Written by Kara S. Anderson
My kids and I recently decided to have an impromptu Bob Ross Day.
We had been watching a lot of Bob Ross on Netflix, because it is calming and peaceful, and sidenote: if you are a person with insomnia, it will put you to sleep faster than warm milk and a Benedryl.
But it’s also super satisfying. In 30 minutes, Bob finishes an entire painting. And he makes it look easy.
“We need to do that,” we decided one day at Michaels, because there was a sale and we had coupons and sometimes, you just get really excited about something.
I happen to think that joy and delight are two very necessary ingredients in homeschooling, and before you think I am just talking about delighting your children constantly like a circus performer, tossing out candy and singing the state capitals at them, I am talking about your own joy and delight too.
“Never fill your schedule too full that there isn’t room for a little joy and delight,” I said recently on Instagram, surprising myself.
But here’s the thing – joy and delight aren’t easy for every homeschool mom. And how much is too much?
Let’s chat about that:
A joy and delight how-to
If joy and delight don’t come easily to you, I get it. As homeschool moms, we have a LOT to do every day. It’s hard to make room for fun when the dog just vomited on a library book (true story – it was a picture book about platypuses) and the toddler is eating crayons.
But here’s the thing about joy and delight – they sneak up on you. You’ll be reading a book together where the characters eat ice cream and all of a sudden …
“Mama, can we get ice cream?” your child will ask, and you’ll think – no – we need to finish this chapter.
Or no – it will ruin your dinner.
But what if you say yes?
What if you put down the book and said, “absolutely”?
It might be hard at first to pull yourself away from a “should.” You might be worried about “falling behind,” if you let kids explore an interest instead of staying on track.
And if you are a rule-follower at heart, it might be hard to let go enough to let yourself break the rules.
But these moments make the best memories!
And what is the worst that can happen? Someone doesn’t finish their dinner that night? It takes you an extra day to complete a book?
These things are not a big deal when we look at the big picture.
How much joy is too much?
But maybe you are more like me, and you are quick to abandon the plan, and love nothing more than throwing down the books and heading to get donuts.

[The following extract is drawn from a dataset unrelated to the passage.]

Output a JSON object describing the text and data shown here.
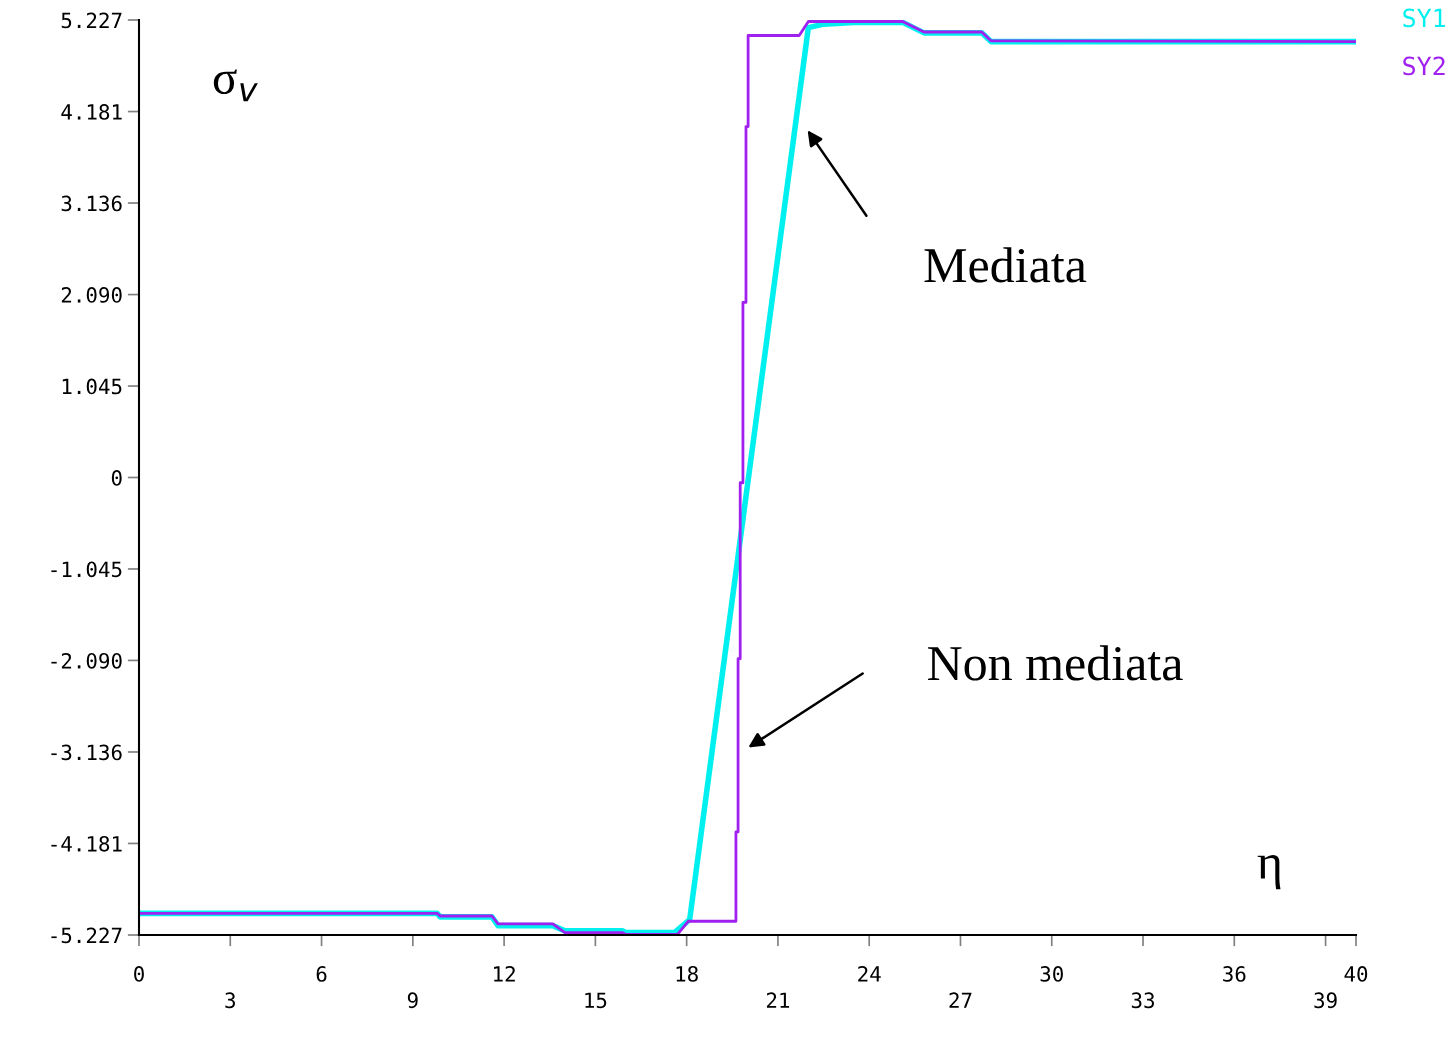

How do we reign ourselves in and keep from raising hooligans who ignore rules and demand delicious fried treats every day?
I don’t know. But let me just say this:
I have enjoyed seat-of-my-pants, delight-driven parenting for 14 years now, and so far, I still like homeschooling and I really, really, really like my kids.
So I would say just comply with all state and local laws, and you’ll be fine.
Following your own joy
I said above that it’s important for you, as a homeschooling parent, to experience joy and delight too.
So how can you work that in when you are juggling All The Things?
One way I did it a few years ago was to explore history in a new way. I had been listening to a lot of history podcasts, and kept hearing about interesting things I hadn’t learned much (or anything) about in school.
So I collected all of them and created a unit study for us to do together. Everybody won – we still got to do history, plus I brought my excitement to the topic, which is a sure way to get things done.
Another way to make room for your own joy and delight is to teach your kids your hobbies.
My daughter and I both enjoy knitting. My son and I like watching documentaries.
So we do those things side-by-side, and then we talk – we ask each other questions, and we learn together.
If you want more joy and delight in your world, open yourself up to learning with your kids.
I think you’ll be amazed at how much fun you can have together, while still accomplishing a lot.
What has brought joy and delight to your homeschool recently?